Complicating factors such as cryptorchidism, a condition in males where testicles fail to emerge into the scrotal sac, are discussed at this time. Any issues your dog is having should be investigated and treated before the procedure.

We will conduct pre-anesthetic blood work to evaluate kidney and liver function and assess red blood cell count and hydration status. If bloodwork is normal, the surgery is scheduled within two months.

Night Before and Morning Drop-Off

  • Your dog will require overnight fasting and no food should be consumed by your dog after 10:00 pm the night before surgery. Water up to the morning of the dog neuter procedure is permissible.
  • Dogs are admitted to our clinic between 7:45 am and 8:30 am.
  • Your dog will receive another physical examination, blood work results will be reviewed, and an individualized anesthetic protocol will be formulated for each dog.

Anesthesia for the Dog Neuter Surgery

Your dog will be sedated and then anesthetized with a combination of anesthetic drugs and anesthetic gas (Isoflurane). An intravenous catheter is placed, allowing for constant administration of intravenous fluids. Pain medications and additional sedatives are given as needed for the procedure.

An endotracheal tube is placed to allow for the delivery of a constant supply of oxygen and anesthetic gas. A nurse anesthetist will continuously monitor your dog’s heart rate, ECG, oxygen levels, and blood pressure.

Recovery at Longwood Vet

Your dog is monitored closely by a nurse as they are recovering from the anesthetic. Your dog will receive continued monitoring, vital checks, IV fluids, and further pain medication, as needed until they are discharged.

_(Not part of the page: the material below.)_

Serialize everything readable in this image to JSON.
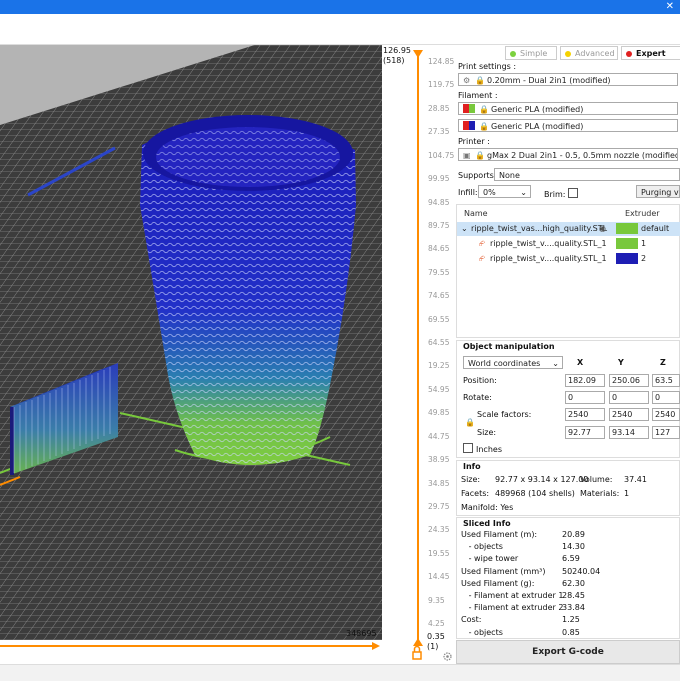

A nurse will discuss aftercare instructions with you before discharging your dog on the evening of the procedure. Nurses will call to check on you the next day.

At-Home Dog Neuter Recovery

Your dog will be tired and slightly disoriented after the dog’s neuter surgery. They should be confined to a small area without stairs and kept away from other animals or children until feeling normal. Feed a small meal the evening of the procedure. Regular meals can restart the next day. Limit activity for five days immediately post-op with no bathing or swimming for 14 days.

Incision Care: check the incision daily for 14 days. Mild redness or swelling is expected. Excessive pain, drainage from the incision, or an opening of the incision is not normal, and we should be notified immediately.

Pain Medication should be given as directed by your veterinarian. Either an E-Collar or a special overshirt must be worn for the first ten days after the dog neuter procedure. Do not allow your dog to lick, chew, or rub the incision, as infection will occur. External sutures are not usually present. Some dogs experience diarrhea or constipation after general anesthesia. This normally resolves on its own. If the condition does not resolve in 48 hrs or is accompanied by vomiting, lethargy, or anorexia, notify us.

Neutering, while a common procedure, is major surgery. As you can see, there are many steps involved in a successful outcome. Keeping your dog safe and minimizing his discomfort is extremely important to us. We take no shortcuts and work as a team to meet this goal.